Are Chelsea ever going to drop points again? That's the question that every other Premier League superpower is asking of Antonio Conte's side this Christmas. Chelsea are supposed to be in transition, they're supposed to be finding their feet in a new system. It's supposed to be a difficult dressing room, full of truculent characters. And yet the points continue to pile up. Will it end soon? Their next two games are at home to Bournemouth and Stoke so...probably not, no.
Come on then. Who doubted Zlatan Ibrahimovic? Who thought he was too old and too slow to tear up the Premier League? It's okay, you're in good company.
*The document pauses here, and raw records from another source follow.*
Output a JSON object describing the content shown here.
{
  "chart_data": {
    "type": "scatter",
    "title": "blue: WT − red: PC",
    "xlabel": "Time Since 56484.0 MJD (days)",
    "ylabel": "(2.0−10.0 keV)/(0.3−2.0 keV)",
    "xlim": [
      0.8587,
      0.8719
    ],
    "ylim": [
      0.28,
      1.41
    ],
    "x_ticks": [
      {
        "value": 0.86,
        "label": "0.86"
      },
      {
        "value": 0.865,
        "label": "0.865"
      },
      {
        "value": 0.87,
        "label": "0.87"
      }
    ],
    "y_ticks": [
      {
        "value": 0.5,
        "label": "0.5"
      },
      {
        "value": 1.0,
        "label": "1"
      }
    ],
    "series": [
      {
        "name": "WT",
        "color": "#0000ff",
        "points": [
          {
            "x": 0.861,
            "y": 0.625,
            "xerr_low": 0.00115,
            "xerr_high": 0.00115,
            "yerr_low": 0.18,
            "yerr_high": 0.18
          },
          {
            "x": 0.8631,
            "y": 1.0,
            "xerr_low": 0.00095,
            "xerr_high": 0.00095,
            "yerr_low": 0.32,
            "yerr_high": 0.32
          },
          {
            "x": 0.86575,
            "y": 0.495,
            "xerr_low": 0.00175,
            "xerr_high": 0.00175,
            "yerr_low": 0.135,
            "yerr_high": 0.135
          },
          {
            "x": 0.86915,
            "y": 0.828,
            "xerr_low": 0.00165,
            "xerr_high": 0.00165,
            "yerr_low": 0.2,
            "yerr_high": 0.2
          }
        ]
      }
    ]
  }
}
With a brace against West Brom, the 35-year-old striker took his tally to 11 in the league alone this season. Manchester United are, slowly but surely, pushing through the gears and they can still get a lot better. Perhaps not enough to catch Chelsea, but certainly enough to have a say in the top four race.
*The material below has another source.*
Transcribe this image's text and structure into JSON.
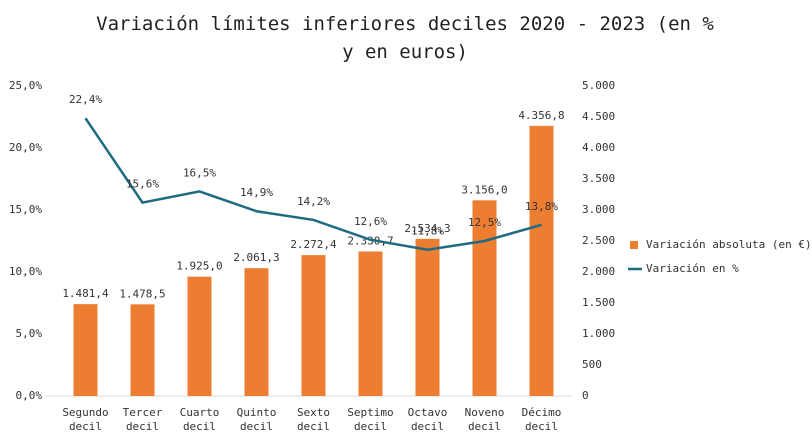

And, almost as if they can sense an old power is rising again across the city, Pep Guardiola's Manchester City have finally decided to rejoin the title race. Having beaten United, but lost to Chelsea, Tottenham and Leicester, their record against the preseason "big seven" didn't bode well for the clash with Arsenal. But City responded well to conceding an early goal. The win means those who doubted Guardiola would do well to keep quiet this week.
Only three players have scored for Sunderland this season: The eternal Jermain Defoe; the hulking Victor Anichebe and the surprising Patrick van Aanholt. On Saturday, the latter came to the fore once again to secure three crucial points. Quite how Sunderland were still in the game at that point is a question for opponents Watford and not David Moyes, who has now won four of his last seven Premier League games. Sunderland are off the bottom.
West Ham's new stadium will never truly feel like home until a new wave of heroes have made their name within its walls. This weekend, the first of that number took its place on the pantheon. Step forward, the inanimate carbon rod of its generation, The Post. In a tense relegation battle against Hull, The Post came to West Ham's rescue on three separate occasions. Little wonder that 57 percent of fans voted it man of the match in the club's official Twitter poll!
This time last week we were doffing caps to the strength of Arsenal's character, as displayed in their come-from-behind 3-1 win vs. Stoke. Since then they've been beaten by a Everton side more out of form than an ice sculpture in a sauna and, on Sunday, they let a lead go against a Man City side that shipped four to Leicester. Arsenal's intensity and desire was best encapsulated by Mesut Ozil, who watched the final stages of the game with the stare of a man in the sixth hour of a DVD boxset binge. Unfortunately, he was still on the pitch at the time.
It seems a little churlish to criticise Bournemouth given that, well, you know... they're Bournemouth. But after heroics against Liverpool and the midweek victory over champions Leicester, we might have expected a little more than a half-hearted capitulation to a Southampton side with one or two issues. A win would have taken Bournemouth into seventh but, despite taking an early lead, they were never really in it.
We all know that sometimes it can be harder to play against 10 men than 11 but, come on, Stoke, there's no need to labour the point. The Potters were two goals and one man up vs. Leicester as the half-time whistle blew; even in ordinary circumstances, it should be impossible to mess that up. But against a team that had amassed just a single point on the road all seasn? You wouldn't have wanted to be in the dressing room when Mark Hughes arrived after the game.
In the six away games Swansea have played under Bob Bradley, they have claimed one point, with five goals scored and an eye-watering 18 conceded. Let's just say that there's room for improvement. You sense that the Welsh side's season will be defined by the next four games, as West Ham, Bournemouth, Crystal Palace and Hull await. The last two of those are away from home; Bradley needs to find a cure for their travel sickness. Or Swansea are going down.
At the end of September, a well-earned point at Everton lifted Crystal Palace to seventh. By the end of December, they could be in the relegation zone. Forget about Alan Pardew and any of his ill-advised comments for a moment, this is an extended period of poor form that could prove cataclysmic. Since that night at Goodison Park, they have lost eight of 10 games, with the most recent Saturday's home reverse against Chelsea. That can be understood but, if they are beaten at Watford on Boxing Day, Palace's owners might decide enough is enough for their manager.